Limitations of our study are the relatively small sample size and the homogeneous group of healthy subjects. Subsequent studies should elicit whether this method is also applicable for older individuals and for various patient populations. Also, no quantitative T1 measurements were performed in the current study for comparison with morphological changes. While a study with a comparable hypercapnia challenge did observe an increase in grey matter volume using 7-T MRI , no significant increase in grey matter volume was found in our study (Additional file 1: Figure S1). In that study, segmentation was performed on “UNI” images (a T1-weighted sequence unaffected by T2*, proton density and field inhomogeneities), proton density and field inhomogeneities. Whereas this does not affect total brain volume, our increase in white matter volume rather than grey matter volume might be explained by these biases. Further, an earlier reported difference in the effect of hypercapnia on T1 in grey matter compared to white matter may contribute to the found changes. A significant decrease in grey matter T1 has been found during hypercapnia, while no significant change occurred in white matter T1 . Therefore, hypercapnia may increase the probability of white matter assignment in voxels at grey-white matter boundaries [24, 25]. Moreover, a previous study showed the dilation of cerebral arteries during hypercapnia . A considerable amount of these arteries are co-located with the segmented white matter. As their signal intensity is closer to white matter than to grey matter, they can contribute to a higher segmented white matter volume during hypercapnia. Future studies should investigate the effect of baseline hemodynamic characteristics on brain volume assessments to ensure that they do not confound brain volumetric studies.

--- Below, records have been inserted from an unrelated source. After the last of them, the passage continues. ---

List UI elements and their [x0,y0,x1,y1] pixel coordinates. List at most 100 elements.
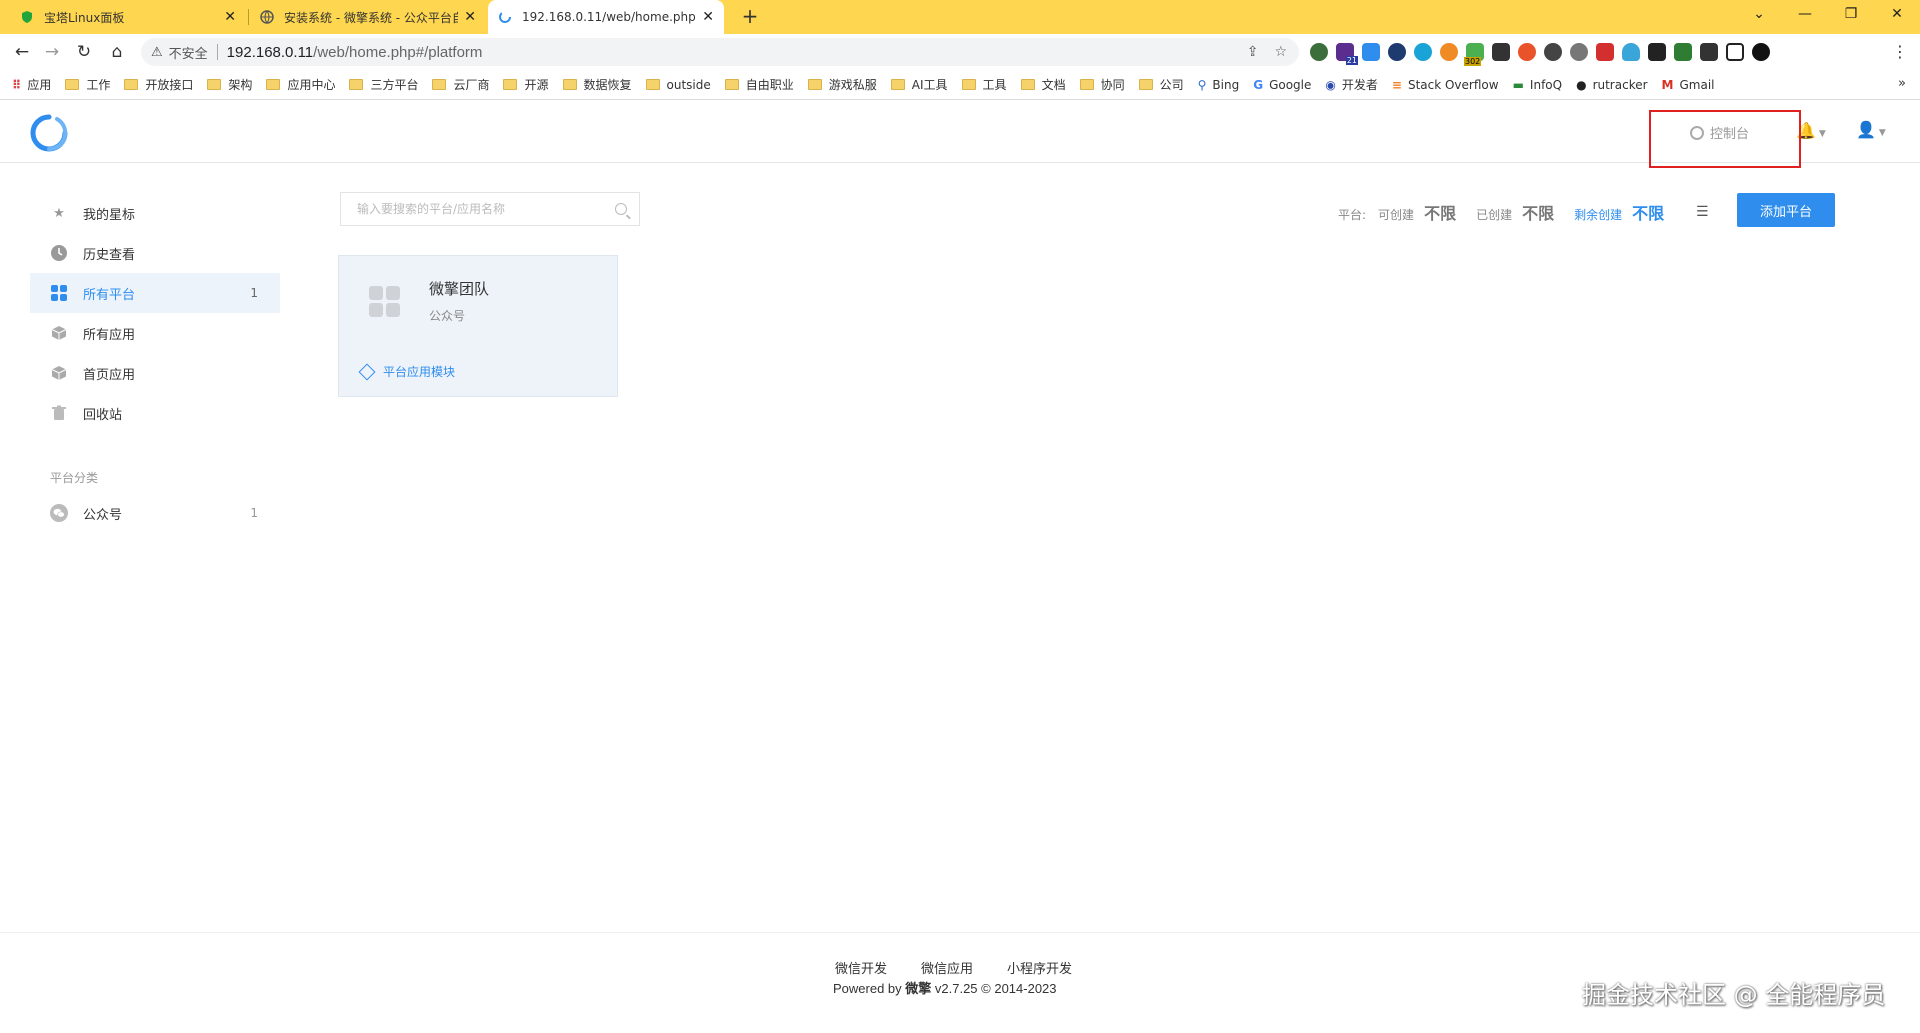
bookmark-folder[interactable]: 游戏私服 [807,76,877,93]
close-icon[interactable]: ✕ [702,9,714,25]
extension-icon[interactable] [1596,43,1614,61]
address-bar[interactable]: ⚠ 不安全 192.168.0.11/web/home.php#/platfor… [141,38,1299,66]
sidebar-item-starred[interactable]: ★ 我的星标 [30,193,280,233]
bookmark-folder[interactable]: 自由职业 [724,76,794,93]
bookmark-folder[interactable]: 应用中心 [266,76,335,93]
footer-link[interactable]: 小程序开发 [1007,958,1072,977]
extension-icon[interactable] [1414,43,1432,61]
bookmark-folder[interactable]: 三方平台 [349,76,418,93]
close-icon[interactable]: ✕ [224,9,236,25]
sort-icon[interactable]: ☰ [1696,204,1709,220]
extension-icon[interactable] [1388,43,1406,61]
bookmark-apps[interactable]: ⠿ 应用 [12,76,51,93]
extension-icon[interactable] [1570,43,1588,61]
extension-icon[interactable] [1518,43,1536,61]
extension-icon[interactable] [1310,43,1328,61]
browser-tab[interactable]: 宝塔Linux面板 ✕ [10,0,246,34]
reload-icon[interactable]: ↻ [70,38,98,66]
sidebar-item-category-official-account[interactable]: 公众号 1 [30,493,280,533]
bookmark-site[interactable]: ⚲ Bing [1198,78,1240,92]
restore-button[interactable]: ❐ [1828,0,1874,30]
extension-icon[interactable] [1492,43,1510,61]
insecure-label[interactable]: 不安全 [169,43,208,62]
browser-tab[interactable]: 安装系统 - 微擎系统 - 公众平台自… ✕ [250,0,486,34]
extension-badge: 302 [1464,57,1482,66]
bookmark-site[interactable]: M Gmail [1662,78,1715,92]
tab-search-button[interactable]: ⌄ [1736,0,1782,30]
platform-card[interactable]: 微擎团队 公众号 平台应用模块 [338,255,618,397]
bookmark-folder[interactable]: 公司 [1138,76,1184,93]
home-icon[interactable]: ⌂ [103,38,131,66]
bookmark-folder[interactable]: outside [645,78,711,92]
extension-icon[interactable]: 302 [1464,43,1484,66]
sidebar-item-home-apps[interactable]: 首页应用 [30,353,280,393]
footer-link[interactable]: 微信开发 [835,958,887,977]
app-logo[interactable] [28,113,70,153]
sidebar-item-history[interactable]: 历史查看 [30,233,280,273]
menu-kebab-icon[interactable]: ⋮ [1892,42,1908,61]
bookmark-folder[interactable]: 协同 [1079,76,1125,93]
bookmark-site[interactable]: ◉ 开发者 [1325,76,1378,93]
extension-icon[interactable]: 21 [1336,43,1358,65]
bookmark-site[interactable]: ● rutracker [1576,78,1647,92]
platform-module-link[interactable]: 平台应用模块 [358,363,455,380]
bookmark-folder[interactable]: 数据恢复 [562,76,632,93]
bookmark-folder[interactable]: AI工具 [890,76,948,93]
bookmark-site[interactable]: ≡ Stack Overflow [1392,78,1499,92]
minimize-button[interactable]: — [1782,0,1828,30]
bookmark-folder[interactable]: 架构 [207,76,252,93]
bookmark-label: 数据恢复 [583,78,632,92]
share-icon[interactable]: ⇪ [1247,44,1259,60]
search-input[interactable] [355,201,615,217]
folder-icon [562,79,577,90]
new-tab-button[interactable]: + [737,4,763,30]
extension-icon[interactable] [1440,43,1458,61]
puzzle-icon[interactable] [1700,43,1718,61]
close-window-button[interactable]: ✕ [1874,0,1920,30]
sidebar-item-all-apps[interactable]: 所有应用 [30,313,280,353]
bookmark-label: 游戏私服 [828,78,877,92]
sidepanel-icon[interactable] [1726,43,1744,61]
extension-icon[interactable] [1622,43,1640,61]
platform-stats: 平台: 可创建 不限 已创建 不限 剩余创建 不限 [1338,200,1684,224]
search-icon[interactable] [615,203,627,215]
platform-search [340,192,640,226]
folder-icon [266,79,281,90]
bookmarks-overflow-button[interactable]: » [1898,76,1906,91]
bookmark-folder[interactable]: 开源 [503,76,549,93]
infoq-icon: ▬ [1512,77,1524,92]
folder-icon [724,79,739,90]
bookmark-site[interactable]: G Google [1253,78,1311,92]
close-icon[interactable]: ✕ [464,9,476,25]
profile-avatar-icon[interactable] [1752,43,1770,61]
browser-tab-active[interactable]: 192.168.0.11/web/home.php# ✕ [488,0,724,34]
user-menu[interactable]: 👤 ▼ [1856,120,1886,139]
bookmark-label: Stack Overflow [1407,77,1499,92]
bookmark-folder[interactable]: 云厂商 [432,76,489,93]
bookmark-folder[interactable]: 工具 [961,76,1007,93]
cube-icon [358,363,376,380]
warning-icon[interactable]: ⚠ [151,45,163,60]
sidebar-item-recycle-bin[interactable]: 回收站 [30,393,280,433]
footer-divider [0,932,1920,933]
add-platform-button[interactable]: 添加平台 [1737,193,1835,227]
sidebar-item-all-platforms[interactable]: 所有平台 1 [30,273,280,313]
bookmark-folder[interactable]: 文档 [1020,76,1066,93]
bookmark-label: rutracker [1592,77,1648,92]
bookmark-folder[interactable]: 开放接口 [124,76,193,93]
forward-icon[interactable]: → [38,38,66,66]
folder-icon [1020,79,1035,90]
footer-link[interactable]: 微信应用 [921,958,973,977]
bookmark-site[interactable]: ▬ InfoQ [1513,78,1563,92]
extension-icon[interactable] [1362,43,1380,61]
platform-name[interactable]: 微擎团队 [429,278,489,299]
extension-icon[interactable] [1544,43,1562,61]
bookmark-label: 云厂商 [453,78,490,92]
extension-icon[interactable] [1648,43,1666,61]
back-icon[interactable]: ← [8,38,36,66]
bookmark-star-icon[interactable]: ☆ [1274,44,1287,60]
browser-tab-strip: 宝塔Linux面板 ✕ 安装系统 - 微擎系统 - 公众平台自… ✕ 192.1… [0,0,1920,34]
url-text[interactable]: 192.168.0.11/web/home.php#/platform [227,44,483,61]
extension-icon[interactable] [1674,43,1692,61]
bookmark-folder[interactable]: 工作 [65,76,110,93]
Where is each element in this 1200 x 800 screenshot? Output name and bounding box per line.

In conclusion, we showed that arterial CO2 pressure changes during hypercapnia are associated with changes in BPV and CSF volume in accordance with the Monro-Kellie hypothesis. The found volume changes highlight the relevance of accounting for hemodynamic parameters when interpreting volumetric MRI studies. The proposed volumetric approach to measure CVR may offer a new marker of intracranial tissue reactivity.